Victor déposa un baiser sur sa tempe et se redressa légèrement.

- Reste au lit pendant que je prépare le petit-déjeuner.

- Non, je… Je peux le faire…

- Je t'ai dit de rester ici ! ordonna Victor d'une voix autoritaire.


J-55

Victor observa Yuri réaliser sa chorégraphie. Même si elle était toujours irréprochable d'un point de vue technique, il était forcé de constater que son élève n'était plus que l'ombre de lui-même. Il patinait mécaniquement, son regard éteint, ses jambes légèrement tremblantes. Il était évident que Yuri ne prenait même plus de plaisir à patiner, trop épuisé pour profiter des sensations que la glace lui apportait d'habitude. L'endurance de Yuri continuait à le surprendre, malgré sa fatigue, ses sauts demeuraient impeccables, ses gestes techniques irréprochables. Victor ne lâcha pas son élève des yeux quand Yakov le rejoignit, observant le japonais en même temps que lui.

- Tu voulais me voir ? lui demanda son coach.

- J'aurais besoin d'un conseil, avoua Victor. Pour Yuri.

- Sa fatigue ? devina Yakov.

Victor acquiesça d'un hochement de tête avant de reprendre :

- Je ne sais plus quoi faire pour l'aider à récupérer. Il refuse catégoriquement de lever le pied sur les entraînements, il est déterminé à tenir comme ça jusqu'aux mondiaux mais… J'ai peur qu'il n'y arrive pas. Il aurait besoin de plusieurs jours de repos à la suite mais les quatre continents sont dans dix jours et s'arrêter trop longtemps lui fera perdre le bénéfice de l'entraînement.

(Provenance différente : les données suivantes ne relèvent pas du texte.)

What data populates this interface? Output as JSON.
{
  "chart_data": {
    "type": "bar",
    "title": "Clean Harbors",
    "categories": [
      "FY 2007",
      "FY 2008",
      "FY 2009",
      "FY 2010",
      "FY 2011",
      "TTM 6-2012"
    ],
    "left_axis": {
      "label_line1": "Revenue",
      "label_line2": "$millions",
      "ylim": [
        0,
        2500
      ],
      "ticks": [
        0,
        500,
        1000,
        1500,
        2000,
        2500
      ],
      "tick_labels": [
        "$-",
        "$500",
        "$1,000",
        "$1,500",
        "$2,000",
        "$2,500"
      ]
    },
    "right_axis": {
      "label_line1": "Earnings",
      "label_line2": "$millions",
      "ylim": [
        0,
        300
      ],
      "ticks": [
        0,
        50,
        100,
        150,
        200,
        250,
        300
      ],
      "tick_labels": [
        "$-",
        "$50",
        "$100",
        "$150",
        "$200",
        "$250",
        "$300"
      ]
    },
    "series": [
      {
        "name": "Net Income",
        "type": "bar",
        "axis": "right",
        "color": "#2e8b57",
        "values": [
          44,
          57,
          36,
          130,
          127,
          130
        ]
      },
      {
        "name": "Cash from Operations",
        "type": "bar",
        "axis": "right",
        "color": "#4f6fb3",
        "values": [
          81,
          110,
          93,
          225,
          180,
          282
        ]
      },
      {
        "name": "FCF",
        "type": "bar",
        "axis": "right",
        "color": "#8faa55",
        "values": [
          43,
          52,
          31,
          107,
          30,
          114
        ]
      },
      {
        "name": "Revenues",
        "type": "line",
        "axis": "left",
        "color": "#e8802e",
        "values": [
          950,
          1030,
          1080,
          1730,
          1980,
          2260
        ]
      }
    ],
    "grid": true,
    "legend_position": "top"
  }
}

- Tu penses qu'il ne peut pas tenir encore dix jours ?

- Si, peut-être. Surtout avec une journée de repos demain et une autre juste avant qu'on parte pour Détroit. C'est les mondiaux qui me font peur.

- Tu aurais dû l'obliger à s'arrêter beaucoup plus tôt, le réprimanda Yakov. Si tu l'avais empêché de patiner le temps qu'il s'installe chez toi et qu'il s'habitue au décalage horaire, il serait en pleine forme maintenant !

- Je sais ! assura Victor. Je sais que c'est ce que j'aurais dû faire mais… Mais ce ne sont pas des regrets qui vont le faire aller mieux. Je pensais qu'il arriverait à récupérer dès qu'il recommencerait à bien dormir, mais il a accumulé trop de fatigue et il s'épuise trop à l'entraînement pour réussir à se remettre. Et je m'en suis rendu compte trop tard… Tu penses qu'il n'y a plus rien à faire ? Rien qui lui permettrait d'assurer quand même ses passages en compétition ?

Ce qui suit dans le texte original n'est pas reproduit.